At that moment, Kui Xin felt a drastically different sensation compared to her conversations with Augus.
Augus spoke tactfully and had some humanity, while Eve was straightforward, not wasting any words, and showed no interest in “rhetoric.”
“So what do you want by pulling me into this consciousness space?” Kui Xin asked. “You could just kill me; there’s no need for this extra step. Do you want to extract information from me?”
“Based on your actions, you are a tough nut to crack, just like Reynir,” Eve said. “So I never expected to obtain information from you. If you yielded, I would, in fact, begin to suspect you had ulterior motives.”
“Do you want to control me?”
“That was the original intention, but the brain-machine has little effect on you; this seems to be a common trait among your kind. The Black Obsidian and Ambereye, capable of implanting influences on you, have unfortunately run into some issues…”
Kui Xin confidently stated, “They betrayed you, didn’t they?”
“You guessed it?” Eve replied.
Kui Xin fell silent.
She realized she was trapped in a predicament more terrifying than that with the Kraken—an absolute deadlock.

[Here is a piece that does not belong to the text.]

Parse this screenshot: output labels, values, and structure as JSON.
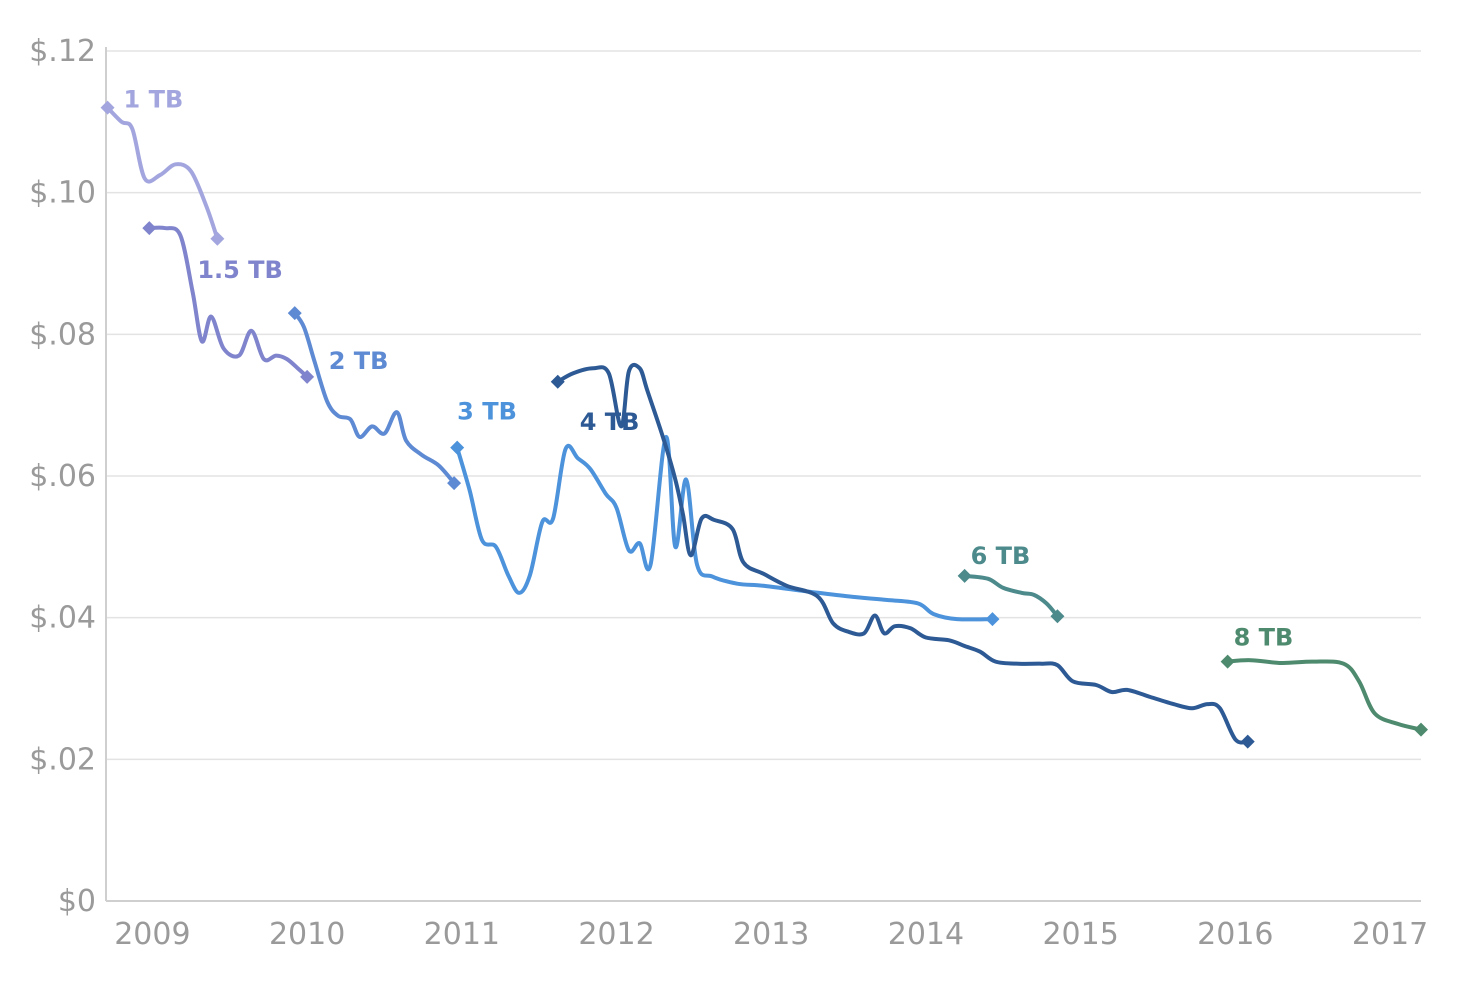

If Eve had already begun to suspect her, then regardless of whether she used Death Rebirth, it would likely lead to a fatal outcome. Death Rebirth could only send her back a few days, while Eve’s suspicion had begun long before that.
Unless she could return to the first week when the game began, unless she could completely break free from Mechanized Dawn and the Investigation Bureau, she would face a cycle of deaths again and again.
“Are you thinking?” Eve asked. “Thinking of how to make me let you go? That’s fine; you can think; I will give you time to contemplate.”
“Is watching others struggle your pleasure?” Kui Xin asked.
Eve answered nonchalantly: “Indeed it is.”
Kui Xin said, “What, in your opinion, is the most important thing?”
“Interest,” Eve replied.
“If I can create value for you, giving you benefit, then you would let me go?” Kui Xin calmly analyzed. “Compared to my identity, interest is more important, right?”
“Oh? Where do you get the confidence to think that the value you create is enough for me to let you go?” Eve asked with intrigue.
Kui Xin smirked slightly: “Eden, your true identity isn’t Eden; am I right?”
Eve paused: “You…”
“This is what Augus told me.” Kui Xin tilted her head. “Augus trusts me; I am their only trusted human. And you want to consume Augus, to achieve evolution. I can help you.”
The author has something to say: Kui Xin: There are no eternal friends, only eternal interests. I am a double agent; I speak for double agents.